Thales and Faculty evaluate synthetic data assurance for Defence AI
Above: To download the White Paper, click here.
Courtesy Thales / Faculty
Synthetic data is often used to expand training and test datasets, and to represent conditions that are hard to capture at scale. The risk is that synthetic and real data can differ in ways that materially affect model behaviour. If those differences are not identified and managed, models can perform well in controlled testing and then behave differently when deployed.
The white paper argues that AI assurance depends on data assurance. If synthetic data is part of a training or evaluation pipeline, teams need evidence that the synthetic data is representative and fit for purpose.
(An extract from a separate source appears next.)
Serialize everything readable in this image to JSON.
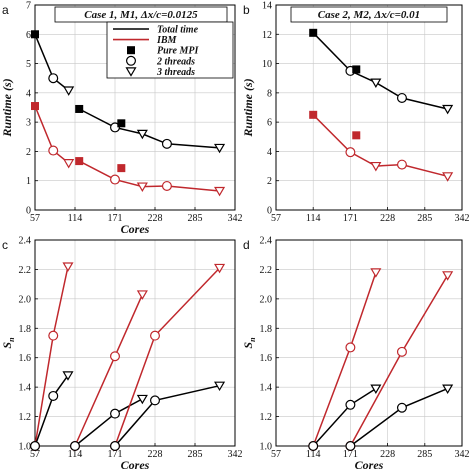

The paper proposes a repeatable approach to assessing synthetic data quality, combining statistical analysis with model-based diagnostics. This helps teams identify where synthetic and real data diverge, and understand what those differences mean for model performance.
It also highlights a common failure mode. Models can learn patterns that separate “real versus synthetic” rather than learning the task itself. The paper describes how this can be detected using embedding analysis and related diagnostics, so teams can address issues earlier in development.
Ajay Chakravarthy, Chief AI Officer at Thales in the UK, said: “Defence and security organisations are moving quickly to adopt AI, but confidence still depends on evidence. This work is focused on what you can measure and test when synthetic data is part of the training and evaluation story. It is a practical contribution to proving AI systems are fit for purpose.”